Concentrou toda a sua habilidade na ponta dos dedos. É agora. Não e não.
Vamos ver se vai com jeito. Guarda-solzinho de meu coração, abra, sim meu bem?
Com delicadeza se faz tudo. Você não quer mesmo abrir, meu amorzinho? Está bem.
Está bem. Paciência. Fica para outra vez. Você volta pro cabide.
Cabide é o braço. Que cousa mais engraçada.
Rua do
Ipiranga. Êta zona perigosa. Platão não tirava os olhos das venezianas. Só
mulatas. Êta zona estragada.
— Entra,
cheiroso!
— Sai,
fedida!
Que
resposta mais na hora, Nossa Senhora. É longe como o diabo esse tal de Serviço
Sanitário. Pensando bem.
— Boa tarde, Seu Platão, como vai o senhor? Ó Dona Eurídice, como vai passando a
senho... Ora que se fomente!
Olhou
para trás. Não ouviu. Que ouvisse. Parou diante da placa dourada. Sem saber se entrava
ou não. Não será melhor não? Tanta escada para subir, meu Deus.
O tição
fardado chegou na porta contando dinheiro.
— O
doutor diretor já terá chegado?
— Parece
que ainda não chegou, não senhor.
Aí
resolveu subir.
— O
doutor diretor ainda não chegou?
O
cabeça-chata custou para responder.
— Chegou,
sim senhor. Quer falar com ele?
— Ah, chegou?
O
cabeça-chata papou uma pastilha de hortelã-pimenta e falou:
— Agora é
que eu estou reparando... o Seu Platão Soares... Sim senhor, Seu Platão. Desta vez o
senhor teve sorte mesmo: encontrou o homem.
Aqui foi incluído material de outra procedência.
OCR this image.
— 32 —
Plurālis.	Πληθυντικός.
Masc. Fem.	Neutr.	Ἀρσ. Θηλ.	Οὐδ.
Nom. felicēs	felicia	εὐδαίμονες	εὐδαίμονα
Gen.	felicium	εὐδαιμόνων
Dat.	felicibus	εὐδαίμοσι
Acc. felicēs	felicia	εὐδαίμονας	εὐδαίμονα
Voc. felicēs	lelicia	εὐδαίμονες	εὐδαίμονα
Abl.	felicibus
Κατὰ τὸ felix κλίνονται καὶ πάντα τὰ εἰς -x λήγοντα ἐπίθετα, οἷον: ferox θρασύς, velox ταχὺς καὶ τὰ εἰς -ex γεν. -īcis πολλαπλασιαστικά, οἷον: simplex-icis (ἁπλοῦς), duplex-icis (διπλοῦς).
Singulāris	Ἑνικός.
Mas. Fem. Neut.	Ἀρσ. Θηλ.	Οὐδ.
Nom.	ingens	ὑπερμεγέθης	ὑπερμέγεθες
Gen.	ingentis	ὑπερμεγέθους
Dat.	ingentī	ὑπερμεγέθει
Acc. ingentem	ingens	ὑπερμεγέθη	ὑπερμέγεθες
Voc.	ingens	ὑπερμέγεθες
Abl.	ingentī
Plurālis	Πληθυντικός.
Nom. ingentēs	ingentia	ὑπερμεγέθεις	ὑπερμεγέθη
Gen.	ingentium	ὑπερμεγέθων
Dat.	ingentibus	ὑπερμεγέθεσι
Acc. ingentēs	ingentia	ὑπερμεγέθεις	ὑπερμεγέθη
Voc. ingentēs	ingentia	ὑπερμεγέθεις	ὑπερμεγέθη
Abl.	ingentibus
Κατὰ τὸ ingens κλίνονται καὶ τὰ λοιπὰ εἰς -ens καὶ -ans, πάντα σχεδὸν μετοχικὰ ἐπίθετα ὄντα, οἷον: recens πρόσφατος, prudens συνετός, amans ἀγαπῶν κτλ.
Vá se sentando que o bicho hoje atende.
Platão
deu uma espiada na sala.
— Xi! Tem
uns dez antes de mim.
—
Paciência, não é?
Platão se
abanava com o chapéu-coco. Triste. Triste. Triste.
— Que é
que você está chupando?
— Eu? Eu
não estou chupando nada não senhor!
Platão
deu um balanço na cabeça.
— Sabe de
uma cousa? Aai!.. . Eu volto amanhã...
— O
senhor dá licença de um aparte, Seu Platão? Eu se fosse o senhor não deixava para amanhã não. O senhor já veio aqui
umas dez vezes?
— Não tem
importância. Eu volto amanhã.
— Admiro
o senhor, Seu Platão. O senhor é um FI-LÓ-SO-FO, Seu Platão, um grande
FI-LÓ-SO-FO!
— Até
amanhã.
— Se Deus
quiser.
Desceu a
escada devagarinho. Tirando a sorte. Pé direito: volto. Pé esquerdo: não volto. Foi descendo. Volto, não
volto, volto, não volto, vol.... to, não vol... to, vol... to! Parou. Virou-se. Mediu a
escada. Virou-se. Olhou a rua. É verdade: e o degrau da soleira da porta? Mais
um não-volto. Mais um. Porém para chegar até ele justamente um passo: volto. Ai
está. Azar. O que se chama azar. Platão retesou
os músculos armando o pulo. Deu. De costas na calçada. A mocinha que ia chegando
com a velhinha suspendeu o chapéu. A velhinha suspendeu o guarda-sol.
O chofer do outro lado da rua suspendeu o olhar. Platão Soares
finalmente suspendeu o corpo. Ficou tudo suspenso.
Até que Platão muito digno pegou o chapéu.
Agradeceu. Ia pegando o guarda-sol. A velhinha quis fechá-lo primeiro.
— Não, minha senhora! Prefiro assim mesmo aberto, por favor. Muito
agradecido. Muito
agradecido.
De
guarda-sol em punho deu uns tapinhas nas calças. Depois atravessou a rua. Parou diante do chofer. Cousa mais
interessante ver mudar um pneumático.
E não
demorou muito.
— Eu se
fosse o senhor levantava um pouquinho mais o macaco, não acredita?